Monday, November 3, 2008

Filling in the bubble

What’s in a name? Quite a bit, on the ballot. But it isn’t everything.
For those voters in Connecticut’s 63rd legislative district intending to vote for write-in candidate William Riiska, here’s one piece of important advice from Secretary of the State Susan Bysiewicz’s office: Fill in the bubble.
It doesn’t matter how you spell his name, said Av Harris, spokesman for the secretary of the state’s office. "You can be missing an ‘I,’ you can write in ‘Bill Riiska,’ you can misspell the guy’s name," Harris said. Write-in votes are counted by hand, so there is some discretion on the part of the vote counters.
"We look for the intent of the voters," Harris said. "We assume the intent of the voters will be clear."
But the operative thing here is that little bubble next to the space to write a candidate’s name.

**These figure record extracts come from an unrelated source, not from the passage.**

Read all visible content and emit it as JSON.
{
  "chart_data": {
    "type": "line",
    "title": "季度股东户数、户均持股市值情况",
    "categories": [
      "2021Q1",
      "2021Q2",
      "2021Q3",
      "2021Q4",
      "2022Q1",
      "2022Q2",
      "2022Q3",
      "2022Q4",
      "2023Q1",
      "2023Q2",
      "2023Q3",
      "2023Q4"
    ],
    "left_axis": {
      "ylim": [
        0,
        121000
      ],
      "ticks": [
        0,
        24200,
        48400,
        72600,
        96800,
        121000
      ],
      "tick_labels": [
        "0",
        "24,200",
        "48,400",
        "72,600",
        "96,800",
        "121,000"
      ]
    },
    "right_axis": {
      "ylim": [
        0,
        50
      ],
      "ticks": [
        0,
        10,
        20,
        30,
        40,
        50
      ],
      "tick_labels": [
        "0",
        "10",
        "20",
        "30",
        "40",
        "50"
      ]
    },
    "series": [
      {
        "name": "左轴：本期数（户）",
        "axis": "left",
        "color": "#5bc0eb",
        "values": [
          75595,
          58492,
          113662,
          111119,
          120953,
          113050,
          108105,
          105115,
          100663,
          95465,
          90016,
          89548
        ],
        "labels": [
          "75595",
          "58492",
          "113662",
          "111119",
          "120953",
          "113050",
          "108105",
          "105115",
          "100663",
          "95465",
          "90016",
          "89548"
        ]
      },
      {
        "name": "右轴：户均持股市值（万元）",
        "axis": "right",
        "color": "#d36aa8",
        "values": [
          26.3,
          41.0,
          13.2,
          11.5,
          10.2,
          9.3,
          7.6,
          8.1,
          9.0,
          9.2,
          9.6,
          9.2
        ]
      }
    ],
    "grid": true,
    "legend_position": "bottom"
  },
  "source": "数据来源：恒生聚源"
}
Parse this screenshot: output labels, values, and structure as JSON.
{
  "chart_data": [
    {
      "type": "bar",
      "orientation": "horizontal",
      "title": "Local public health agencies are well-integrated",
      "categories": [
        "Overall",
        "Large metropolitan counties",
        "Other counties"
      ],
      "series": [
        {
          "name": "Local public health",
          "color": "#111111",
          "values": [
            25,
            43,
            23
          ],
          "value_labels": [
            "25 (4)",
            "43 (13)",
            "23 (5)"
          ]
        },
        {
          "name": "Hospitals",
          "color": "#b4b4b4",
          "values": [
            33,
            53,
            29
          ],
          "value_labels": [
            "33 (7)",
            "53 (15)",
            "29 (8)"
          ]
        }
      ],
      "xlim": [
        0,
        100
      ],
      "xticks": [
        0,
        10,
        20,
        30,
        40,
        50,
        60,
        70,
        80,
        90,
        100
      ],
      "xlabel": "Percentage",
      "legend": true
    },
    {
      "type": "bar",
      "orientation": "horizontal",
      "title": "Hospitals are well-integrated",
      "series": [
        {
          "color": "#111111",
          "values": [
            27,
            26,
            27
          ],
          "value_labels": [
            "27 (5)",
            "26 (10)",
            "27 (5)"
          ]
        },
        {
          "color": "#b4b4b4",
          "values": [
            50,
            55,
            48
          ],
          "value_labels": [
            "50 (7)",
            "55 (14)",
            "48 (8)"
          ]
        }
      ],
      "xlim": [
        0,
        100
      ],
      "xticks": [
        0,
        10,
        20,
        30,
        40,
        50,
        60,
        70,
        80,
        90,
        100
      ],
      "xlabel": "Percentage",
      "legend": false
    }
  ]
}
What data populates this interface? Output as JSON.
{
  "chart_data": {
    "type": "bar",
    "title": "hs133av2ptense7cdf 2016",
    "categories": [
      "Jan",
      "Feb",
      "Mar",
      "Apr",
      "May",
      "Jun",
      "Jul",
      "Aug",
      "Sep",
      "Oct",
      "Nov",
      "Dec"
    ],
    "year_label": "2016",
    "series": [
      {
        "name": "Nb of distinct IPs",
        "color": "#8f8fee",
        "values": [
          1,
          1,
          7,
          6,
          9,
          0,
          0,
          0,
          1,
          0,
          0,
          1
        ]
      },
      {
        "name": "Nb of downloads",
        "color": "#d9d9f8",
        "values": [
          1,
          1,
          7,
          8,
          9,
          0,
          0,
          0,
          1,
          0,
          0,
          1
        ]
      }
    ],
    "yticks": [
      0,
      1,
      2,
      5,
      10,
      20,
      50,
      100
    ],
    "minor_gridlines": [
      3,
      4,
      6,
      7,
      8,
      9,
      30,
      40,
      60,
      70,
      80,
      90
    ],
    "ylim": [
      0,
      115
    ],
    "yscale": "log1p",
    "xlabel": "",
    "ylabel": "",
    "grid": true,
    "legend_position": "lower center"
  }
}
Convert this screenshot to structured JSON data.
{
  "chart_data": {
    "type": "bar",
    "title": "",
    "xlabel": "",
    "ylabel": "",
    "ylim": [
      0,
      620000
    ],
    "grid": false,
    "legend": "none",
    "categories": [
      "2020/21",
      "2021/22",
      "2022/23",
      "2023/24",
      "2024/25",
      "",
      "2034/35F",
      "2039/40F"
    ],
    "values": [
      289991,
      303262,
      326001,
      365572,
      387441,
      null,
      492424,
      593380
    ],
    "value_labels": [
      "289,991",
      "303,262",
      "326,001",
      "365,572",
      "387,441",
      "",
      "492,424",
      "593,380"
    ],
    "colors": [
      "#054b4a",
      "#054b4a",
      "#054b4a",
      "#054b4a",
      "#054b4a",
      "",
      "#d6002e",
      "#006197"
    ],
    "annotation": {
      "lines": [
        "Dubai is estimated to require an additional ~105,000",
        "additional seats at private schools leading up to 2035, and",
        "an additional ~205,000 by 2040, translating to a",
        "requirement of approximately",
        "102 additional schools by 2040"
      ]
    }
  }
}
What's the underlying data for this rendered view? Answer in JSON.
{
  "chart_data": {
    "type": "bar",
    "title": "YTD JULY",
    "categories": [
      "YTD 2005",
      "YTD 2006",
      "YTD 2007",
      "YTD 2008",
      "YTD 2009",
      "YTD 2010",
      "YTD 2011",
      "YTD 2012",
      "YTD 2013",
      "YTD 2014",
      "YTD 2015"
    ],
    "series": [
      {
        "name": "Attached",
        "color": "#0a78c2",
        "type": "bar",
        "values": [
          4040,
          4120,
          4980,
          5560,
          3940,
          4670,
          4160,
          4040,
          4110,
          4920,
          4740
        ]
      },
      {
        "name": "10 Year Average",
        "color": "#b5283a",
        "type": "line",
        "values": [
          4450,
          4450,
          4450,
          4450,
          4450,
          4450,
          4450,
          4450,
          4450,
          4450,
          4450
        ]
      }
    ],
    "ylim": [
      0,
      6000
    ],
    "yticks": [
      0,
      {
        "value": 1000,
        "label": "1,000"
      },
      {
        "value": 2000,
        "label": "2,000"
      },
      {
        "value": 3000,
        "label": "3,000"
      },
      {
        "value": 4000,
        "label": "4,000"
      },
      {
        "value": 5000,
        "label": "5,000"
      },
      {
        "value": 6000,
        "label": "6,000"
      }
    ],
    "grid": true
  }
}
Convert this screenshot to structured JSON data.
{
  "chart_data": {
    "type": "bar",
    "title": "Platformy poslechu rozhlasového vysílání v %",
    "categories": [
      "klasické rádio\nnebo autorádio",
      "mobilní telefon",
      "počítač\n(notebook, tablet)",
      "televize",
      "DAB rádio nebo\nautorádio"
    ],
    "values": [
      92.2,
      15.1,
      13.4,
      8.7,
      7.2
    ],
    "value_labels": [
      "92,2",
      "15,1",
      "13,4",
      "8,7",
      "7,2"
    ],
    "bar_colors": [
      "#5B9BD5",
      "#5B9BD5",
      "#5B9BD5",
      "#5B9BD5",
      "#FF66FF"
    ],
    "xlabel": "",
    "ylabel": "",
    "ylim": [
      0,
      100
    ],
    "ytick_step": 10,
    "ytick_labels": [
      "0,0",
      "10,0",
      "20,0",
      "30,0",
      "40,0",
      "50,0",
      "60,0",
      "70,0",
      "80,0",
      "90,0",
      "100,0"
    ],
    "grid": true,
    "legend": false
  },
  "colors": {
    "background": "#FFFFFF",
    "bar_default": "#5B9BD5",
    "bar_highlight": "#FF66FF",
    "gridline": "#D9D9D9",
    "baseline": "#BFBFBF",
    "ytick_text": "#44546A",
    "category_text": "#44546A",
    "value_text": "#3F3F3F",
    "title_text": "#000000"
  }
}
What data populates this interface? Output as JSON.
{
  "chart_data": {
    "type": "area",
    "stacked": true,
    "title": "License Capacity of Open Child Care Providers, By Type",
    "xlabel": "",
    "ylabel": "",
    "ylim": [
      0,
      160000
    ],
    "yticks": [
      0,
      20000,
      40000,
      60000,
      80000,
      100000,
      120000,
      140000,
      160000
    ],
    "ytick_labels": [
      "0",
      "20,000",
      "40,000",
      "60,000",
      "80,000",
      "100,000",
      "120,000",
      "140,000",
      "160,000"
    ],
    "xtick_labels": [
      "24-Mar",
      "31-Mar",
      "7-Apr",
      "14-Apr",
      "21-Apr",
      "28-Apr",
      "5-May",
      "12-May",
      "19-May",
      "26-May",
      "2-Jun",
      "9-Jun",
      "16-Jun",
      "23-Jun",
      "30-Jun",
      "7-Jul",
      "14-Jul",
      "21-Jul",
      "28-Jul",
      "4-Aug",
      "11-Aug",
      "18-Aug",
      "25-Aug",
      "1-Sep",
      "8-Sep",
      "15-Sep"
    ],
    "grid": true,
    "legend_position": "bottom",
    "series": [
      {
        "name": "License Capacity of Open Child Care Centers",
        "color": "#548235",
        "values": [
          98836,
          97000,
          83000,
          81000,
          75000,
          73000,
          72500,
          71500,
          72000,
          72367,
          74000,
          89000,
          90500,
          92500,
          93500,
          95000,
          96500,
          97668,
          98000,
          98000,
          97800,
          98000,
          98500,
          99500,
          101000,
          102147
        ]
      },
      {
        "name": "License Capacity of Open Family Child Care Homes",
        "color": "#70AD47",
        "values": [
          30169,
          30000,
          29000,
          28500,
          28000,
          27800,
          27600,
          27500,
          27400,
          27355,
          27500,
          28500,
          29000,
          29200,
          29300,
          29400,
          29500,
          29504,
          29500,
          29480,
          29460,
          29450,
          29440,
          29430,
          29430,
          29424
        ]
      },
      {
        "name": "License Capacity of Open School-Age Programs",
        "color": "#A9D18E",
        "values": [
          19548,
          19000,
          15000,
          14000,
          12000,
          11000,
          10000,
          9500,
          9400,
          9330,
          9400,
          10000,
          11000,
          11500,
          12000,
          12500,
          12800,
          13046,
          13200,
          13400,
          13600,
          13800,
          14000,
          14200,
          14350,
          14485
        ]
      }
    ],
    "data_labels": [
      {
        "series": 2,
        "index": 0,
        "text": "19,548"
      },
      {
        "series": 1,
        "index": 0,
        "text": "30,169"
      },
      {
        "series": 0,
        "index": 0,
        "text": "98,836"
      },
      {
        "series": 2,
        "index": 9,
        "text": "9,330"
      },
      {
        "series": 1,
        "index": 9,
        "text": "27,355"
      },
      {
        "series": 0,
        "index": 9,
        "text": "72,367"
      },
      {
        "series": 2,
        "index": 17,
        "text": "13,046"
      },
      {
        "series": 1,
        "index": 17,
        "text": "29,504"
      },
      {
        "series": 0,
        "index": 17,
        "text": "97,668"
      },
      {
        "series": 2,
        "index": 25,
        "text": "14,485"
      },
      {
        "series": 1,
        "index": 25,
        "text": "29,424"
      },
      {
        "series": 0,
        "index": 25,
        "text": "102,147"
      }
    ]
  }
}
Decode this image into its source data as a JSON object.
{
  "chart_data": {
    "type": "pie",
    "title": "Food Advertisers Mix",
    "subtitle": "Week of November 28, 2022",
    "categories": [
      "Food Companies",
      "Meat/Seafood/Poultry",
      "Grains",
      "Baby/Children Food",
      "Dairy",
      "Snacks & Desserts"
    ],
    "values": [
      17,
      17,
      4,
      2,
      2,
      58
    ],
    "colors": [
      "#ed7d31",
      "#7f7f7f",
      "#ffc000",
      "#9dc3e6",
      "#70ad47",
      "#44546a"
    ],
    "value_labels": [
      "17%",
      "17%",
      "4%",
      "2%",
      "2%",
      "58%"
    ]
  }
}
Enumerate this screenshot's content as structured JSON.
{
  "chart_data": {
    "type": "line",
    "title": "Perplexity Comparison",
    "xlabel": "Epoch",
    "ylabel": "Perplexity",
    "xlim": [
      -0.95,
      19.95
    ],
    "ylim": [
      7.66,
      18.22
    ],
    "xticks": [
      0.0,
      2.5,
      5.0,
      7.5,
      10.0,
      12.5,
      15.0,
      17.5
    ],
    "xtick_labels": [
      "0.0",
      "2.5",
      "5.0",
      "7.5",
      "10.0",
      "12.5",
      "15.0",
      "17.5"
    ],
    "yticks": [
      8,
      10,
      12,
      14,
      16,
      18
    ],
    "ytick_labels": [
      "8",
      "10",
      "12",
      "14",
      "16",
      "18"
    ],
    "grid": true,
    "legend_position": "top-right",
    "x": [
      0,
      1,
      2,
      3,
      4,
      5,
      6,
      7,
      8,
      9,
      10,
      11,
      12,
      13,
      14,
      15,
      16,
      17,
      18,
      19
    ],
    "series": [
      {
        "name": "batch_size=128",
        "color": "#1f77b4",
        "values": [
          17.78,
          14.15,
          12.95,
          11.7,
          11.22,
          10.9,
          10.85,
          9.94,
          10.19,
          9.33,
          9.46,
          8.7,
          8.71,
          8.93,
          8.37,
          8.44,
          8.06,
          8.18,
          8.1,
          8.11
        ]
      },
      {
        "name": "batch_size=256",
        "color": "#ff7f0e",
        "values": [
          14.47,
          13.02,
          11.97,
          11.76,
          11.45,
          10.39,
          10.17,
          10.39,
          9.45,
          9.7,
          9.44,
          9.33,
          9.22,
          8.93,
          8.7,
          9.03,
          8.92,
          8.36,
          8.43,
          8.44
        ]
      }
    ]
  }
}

On the ballot in the 63rd district is the Republican candidate, John Rigby’s name (with bubble), George Wilber’s name (also with bubble) blacked out, and a blank space in which to write a candidate whose name has not been printed. But don’t fill in that bubble and the vote will not be counted.
As Harris explained, a machine counts the filled-in bubbles and any ballot acknowledged to be valid vote for a write-in candidate then gets hand-counted. ("No hanging chads," Harris said.)
"If you write in the guy’s name but don’t fill in the bubble then the vote doesn’t count at all," Harris said.